Selain itu, menurutnya langkah Amerika Serikat (AS) yang akan mengguyur stimulus senilai US$1,5 triliun juga akan mendongkrak harga komoditas tersebut. Faktor ini juga akan mendorong harga komoditas dasar lainnya.
Di sisi lain, permintaan terhadap aluminium juga akan terus meningkat dengan kebutuhan militer di sejumlah negara. Menurutnya, dengan tensi geopolitik yang belum reda, sejumlah negara akan meningkatkan manufaktur senjata dan pesawat berbahan dasar aluminium.
Baca Juga
“Artinya, kebutuhannya cukup besar, hal ini akan mengangkat sentimen positif terhadap aluminium, sehingga saya pikir harga yang masih akan stabil adalah alumunium,” katanya.
Dia menjelaskan penguatan harga aluminium akan terus meningkat meski dengan basis nilai lebih kecil. Dia memperkirakan dari harga sekitar US$1.600 per ton saat ini, aluminium akan dihargai pada kisaran US$1.800 per ton pada kuartal III/2020 dan meningkat hingga akhir tahun di kisaran US$2.000 per ton.
“Aluminium itu naiknya harganya tidak terlalu besar, tapi stabil, karena spekulasi tidak terlalu banyak. Karena spekulan banyak main di minyak emas dan CPO [crude palm oil],” katanya.
Selain aluminium, dia memperkirakan harga CPO dapat meningkat pada kuartal III/2020. Salah satu pendorong utamanya kebijakan Malaysia yang meninggalkan penguncian wilayah.
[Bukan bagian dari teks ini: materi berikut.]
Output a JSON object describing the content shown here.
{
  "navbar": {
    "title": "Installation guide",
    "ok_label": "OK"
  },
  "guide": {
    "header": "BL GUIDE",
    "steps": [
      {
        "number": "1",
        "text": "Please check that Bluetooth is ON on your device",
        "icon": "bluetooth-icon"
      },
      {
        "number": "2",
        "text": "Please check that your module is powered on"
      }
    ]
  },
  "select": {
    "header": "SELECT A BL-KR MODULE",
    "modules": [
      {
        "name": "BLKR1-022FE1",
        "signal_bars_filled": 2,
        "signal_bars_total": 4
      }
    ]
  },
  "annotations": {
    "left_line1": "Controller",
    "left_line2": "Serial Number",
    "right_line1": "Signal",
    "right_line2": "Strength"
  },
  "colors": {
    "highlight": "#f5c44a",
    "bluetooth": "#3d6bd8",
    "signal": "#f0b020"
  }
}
Hal ini diperkirakan akan mendorong produksi CPO, seiring dengan meningkatnya kebutuhan di sejumlah negara.
Adapun, aset safe haven emas dan dolar diperkirakan tidak akan mampu menjaga kilaunya pada paruh kedua tahun ini. Optimisme pemulihan ekonomi pada periode tersebut akan membuat instrumen ini kehilangan daya tarik di mata investor.
Namun dalam jangka pendek dia menilai masih ada peluang penguatan untuk emas. Pasalnya, tensi geopolitik dan perang dagang akan membawa komoditas itu terus menguat.
Harga emas yang kini diperdagangkan pada kisaran US$1.780 per troy ounce diperkirakan akan menyentuh kisaran US$2.000 per troy ounce. Namun, setelah itu emas berpotensi kehilangan kilaunya.
Dia memperkirakan Presiden AS Donald Trump kemungkinan akan lebih berfokus kepada pemilihan umum di negara tersebut. Hal ini akan membuat perhatiannya terhadap perang dagang akan berkurang dan menjadi angin segar untuk ekonomi global. Sejalan dengan itu, maka harga emas akan menurun.
Di sisi lain, mata uang rupiah diperkirakan dapat terus menguat ke kisaran Rp13.700 per dolar AS. Faktor utama pendukung penguatan ini adalah kondisi fundamental ekonomi Indonesia yang diperkirakan bakal membaik pada kuartal II/2020.
Dia memperkirakan Bank Indonesia akan memberikan dorongan kepada perbankan untuk gencar menyalurkan kredit pada paruh kedua tahun ini. Dengan demikian, dampak bauran stimulus dan kebijakan ekonomi yang sudah diberikan dapat segera dirasakan sektor riil.
Dia memperkirakan ekonomi Indonesia masih dapat tumbuh di kisaran 3 persen pada tahun ini. Dengan skenario tersebut, peluang penguatan rupiah kian terbuka lebar.
Selain itu, dia menyatakan bahwa arus modal asing juga masih akan membanjiri pasar dalam negeri dan mendongkrak rupiah. Hal ini akan didukung oleh tingkat suku bunga dan imbal hasil obligasi di Indonesia yang masih cukup kompetitif.